Next-generation sensors to be used in fields as diverse as mineral exploration and climate change will be turbo boosted thanks to University of Queensland and University of Sussex research.
The atom interferometer uses the quantum ‘wave-like’ nature of atoms to make precise measurements. (credit: The University of Queensland)
Theoretical physicist Dr Stuart Szigeti, of UQ’s School of Mathematics and Physics, said future precision sensing technology would exploit unusual effects of quantum mechanics.
“Our research showed a way to recycle atoms and reuse them in a device called an atom interferometer,” Dr Szigeti said.
“This technique will vastly improve the performance of these devices, leading to improved sensing technology.

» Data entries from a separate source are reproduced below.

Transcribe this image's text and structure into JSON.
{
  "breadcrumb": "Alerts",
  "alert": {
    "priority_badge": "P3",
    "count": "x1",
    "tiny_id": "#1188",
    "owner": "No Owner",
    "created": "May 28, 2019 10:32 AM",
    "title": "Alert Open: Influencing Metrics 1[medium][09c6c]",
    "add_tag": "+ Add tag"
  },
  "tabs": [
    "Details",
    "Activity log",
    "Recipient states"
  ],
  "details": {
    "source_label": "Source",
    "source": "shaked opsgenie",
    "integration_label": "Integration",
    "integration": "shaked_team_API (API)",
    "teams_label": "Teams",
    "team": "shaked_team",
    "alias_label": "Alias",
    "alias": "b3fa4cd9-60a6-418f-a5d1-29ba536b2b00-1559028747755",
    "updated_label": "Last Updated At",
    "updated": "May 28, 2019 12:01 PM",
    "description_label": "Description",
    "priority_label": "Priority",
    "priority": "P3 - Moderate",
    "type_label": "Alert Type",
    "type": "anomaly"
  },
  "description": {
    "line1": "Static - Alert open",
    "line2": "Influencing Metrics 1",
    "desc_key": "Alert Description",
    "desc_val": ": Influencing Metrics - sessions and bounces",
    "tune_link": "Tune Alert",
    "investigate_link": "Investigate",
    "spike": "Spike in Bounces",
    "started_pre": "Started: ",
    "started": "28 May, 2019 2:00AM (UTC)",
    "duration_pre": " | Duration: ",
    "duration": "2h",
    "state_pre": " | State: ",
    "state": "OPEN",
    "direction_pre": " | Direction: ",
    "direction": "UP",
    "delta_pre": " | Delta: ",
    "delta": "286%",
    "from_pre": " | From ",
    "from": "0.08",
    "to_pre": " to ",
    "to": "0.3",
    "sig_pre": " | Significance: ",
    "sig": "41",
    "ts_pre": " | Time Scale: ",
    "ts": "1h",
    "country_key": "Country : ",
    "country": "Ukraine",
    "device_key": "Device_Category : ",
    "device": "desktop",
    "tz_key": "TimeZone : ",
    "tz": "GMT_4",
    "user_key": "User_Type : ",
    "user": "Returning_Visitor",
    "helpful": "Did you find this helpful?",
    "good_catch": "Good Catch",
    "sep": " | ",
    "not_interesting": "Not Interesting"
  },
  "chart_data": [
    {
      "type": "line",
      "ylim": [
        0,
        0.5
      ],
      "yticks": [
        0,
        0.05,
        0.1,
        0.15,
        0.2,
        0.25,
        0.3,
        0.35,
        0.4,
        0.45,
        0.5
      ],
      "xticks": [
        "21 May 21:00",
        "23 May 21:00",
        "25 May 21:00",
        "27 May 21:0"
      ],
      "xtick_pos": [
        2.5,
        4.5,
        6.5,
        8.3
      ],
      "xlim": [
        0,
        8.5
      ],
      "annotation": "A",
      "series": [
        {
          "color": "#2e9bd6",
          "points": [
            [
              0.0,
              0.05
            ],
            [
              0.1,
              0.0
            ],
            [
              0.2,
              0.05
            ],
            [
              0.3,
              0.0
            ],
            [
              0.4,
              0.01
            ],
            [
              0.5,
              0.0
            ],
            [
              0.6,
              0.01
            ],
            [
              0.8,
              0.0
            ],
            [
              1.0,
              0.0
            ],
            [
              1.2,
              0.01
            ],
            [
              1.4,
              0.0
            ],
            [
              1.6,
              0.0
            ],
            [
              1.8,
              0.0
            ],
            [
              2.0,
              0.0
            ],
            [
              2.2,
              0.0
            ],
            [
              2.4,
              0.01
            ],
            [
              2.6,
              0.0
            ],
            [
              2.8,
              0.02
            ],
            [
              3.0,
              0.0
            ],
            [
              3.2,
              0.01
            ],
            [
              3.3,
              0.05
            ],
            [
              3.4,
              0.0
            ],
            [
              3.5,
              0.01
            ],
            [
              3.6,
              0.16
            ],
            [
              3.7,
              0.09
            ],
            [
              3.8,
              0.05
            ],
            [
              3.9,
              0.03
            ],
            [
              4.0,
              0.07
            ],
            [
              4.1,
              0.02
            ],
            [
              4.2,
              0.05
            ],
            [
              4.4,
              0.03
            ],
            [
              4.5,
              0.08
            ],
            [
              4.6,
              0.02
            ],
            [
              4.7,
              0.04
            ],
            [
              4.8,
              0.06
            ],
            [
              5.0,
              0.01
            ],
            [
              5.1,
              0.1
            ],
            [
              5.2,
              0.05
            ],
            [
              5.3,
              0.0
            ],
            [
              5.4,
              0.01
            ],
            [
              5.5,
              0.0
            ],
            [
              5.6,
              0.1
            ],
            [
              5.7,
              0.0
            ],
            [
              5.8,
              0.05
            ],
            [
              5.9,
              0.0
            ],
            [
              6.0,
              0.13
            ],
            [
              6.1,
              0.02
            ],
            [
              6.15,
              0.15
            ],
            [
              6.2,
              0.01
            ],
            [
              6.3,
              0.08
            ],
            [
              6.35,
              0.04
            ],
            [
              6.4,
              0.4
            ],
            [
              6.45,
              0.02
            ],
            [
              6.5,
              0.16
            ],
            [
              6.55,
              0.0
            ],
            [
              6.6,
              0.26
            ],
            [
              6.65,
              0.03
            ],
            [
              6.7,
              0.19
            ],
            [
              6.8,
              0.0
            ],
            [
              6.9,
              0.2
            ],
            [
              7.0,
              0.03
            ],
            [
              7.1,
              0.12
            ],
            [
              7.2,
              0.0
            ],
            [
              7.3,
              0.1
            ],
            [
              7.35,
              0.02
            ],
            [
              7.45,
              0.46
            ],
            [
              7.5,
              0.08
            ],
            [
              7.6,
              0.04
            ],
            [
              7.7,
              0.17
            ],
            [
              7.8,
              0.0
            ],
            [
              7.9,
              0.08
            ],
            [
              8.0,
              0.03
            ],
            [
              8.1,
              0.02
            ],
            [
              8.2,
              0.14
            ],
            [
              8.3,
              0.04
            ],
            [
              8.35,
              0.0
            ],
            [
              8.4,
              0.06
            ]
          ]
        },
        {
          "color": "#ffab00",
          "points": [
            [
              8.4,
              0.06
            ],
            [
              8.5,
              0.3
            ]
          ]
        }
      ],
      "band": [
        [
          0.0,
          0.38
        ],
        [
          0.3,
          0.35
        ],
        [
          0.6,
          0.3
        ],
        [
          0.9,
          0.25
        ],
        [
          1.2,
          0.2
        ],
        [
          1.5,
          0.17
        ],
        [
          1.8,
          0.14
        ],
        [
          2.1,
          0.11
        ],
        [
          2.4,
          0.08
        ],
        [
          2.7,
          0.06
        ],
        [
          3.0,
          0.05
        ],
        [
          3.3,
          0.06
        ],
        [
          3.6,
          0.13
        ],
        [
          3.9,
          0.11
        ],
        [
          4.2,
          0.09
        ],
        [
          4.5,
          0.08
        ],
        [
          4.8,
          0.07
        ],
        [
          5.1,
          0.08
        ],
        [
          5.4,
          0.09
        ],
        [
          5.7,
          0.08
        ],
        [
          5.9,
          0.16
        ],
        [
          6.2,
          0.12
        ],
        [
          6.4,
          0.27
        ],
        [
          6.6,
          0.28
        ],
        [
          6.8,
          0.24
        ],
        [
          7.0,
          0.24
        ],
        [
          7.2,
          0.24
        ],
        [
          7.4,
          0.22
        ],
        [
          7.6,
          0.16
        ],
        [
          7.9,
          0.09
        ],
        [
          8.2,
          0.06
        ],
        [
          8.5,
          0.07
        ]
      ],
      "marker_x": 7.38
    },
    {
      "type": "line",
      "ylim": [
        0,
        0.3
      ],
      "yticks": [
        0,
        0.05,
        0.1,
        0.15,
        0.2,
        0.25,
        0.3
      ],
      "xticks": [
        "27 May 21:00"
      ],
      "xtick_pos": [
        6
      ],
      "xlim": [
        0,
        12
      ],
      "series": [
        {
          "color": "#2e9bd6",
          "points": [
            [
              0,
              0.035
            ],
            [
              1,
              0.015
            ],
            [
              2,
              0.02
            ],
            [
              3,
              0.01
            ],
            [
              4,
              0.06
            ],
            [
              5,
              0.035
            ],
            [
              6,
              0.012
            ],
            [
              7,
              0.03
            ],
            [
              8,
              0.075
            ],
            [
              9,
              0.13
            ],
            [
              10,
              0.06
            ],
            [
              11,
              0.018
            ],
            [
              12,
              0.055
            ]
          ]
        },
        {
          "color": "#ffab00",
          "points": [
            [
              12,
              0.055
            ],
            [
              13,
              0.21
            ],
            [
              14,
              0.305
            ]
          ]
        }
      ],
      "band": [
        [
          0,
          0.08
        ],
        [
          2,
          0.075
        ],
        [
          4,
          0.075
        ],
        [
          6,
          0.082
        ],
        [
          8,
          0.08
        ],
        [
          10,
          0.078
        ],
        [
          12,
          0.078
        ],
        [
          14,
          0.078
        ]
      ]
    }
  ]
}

“An atom interferometer uses the quantum ‘wave-like’ nature of atoms in order to make very precise measurements of accelerations, rotations, and gravitational fields”
Dr Szigeti, who works within one of five nodes of the Australian Research Council Centre for Engineered Quantum Systems, said the devices would have applications on land and sea.
“They can be used in mineral exploration, allowing us to more easily locate mineral reserves underground, and in hydrology, allowing us to track the movement of water across the planet as we monitor the effects of climate change,” he said.
“They’ll also be important in navigation.”
Dr Simon Haine, from the University of Sussex, said the development of precise atom interferometers had been hampered by an effect known as quantum noise, which was uncertainty in a quantum system signal.
“Quantum noise can be combatted with a property of quantum mechanics known as 'entanglement',” he said.
“Proof-of-principle experiments have recently shown how to generate entanglement within atom interferometers, and have used this to alleviate the effects of quantum noise.
“However, this comes at a cost, as in the process of creating entanglement, most of the atoms are wasted, which hinders the performance of these devices.
“Our project has found a way to harvest and recycle these atoms to improve the sensitivity of ultra-precise measurement devices.”
The research, involving Dr Szigeti, Dr Haine and colleague Dr Robert Lewis-Swan from UQ, has been published in Physical Review Letters.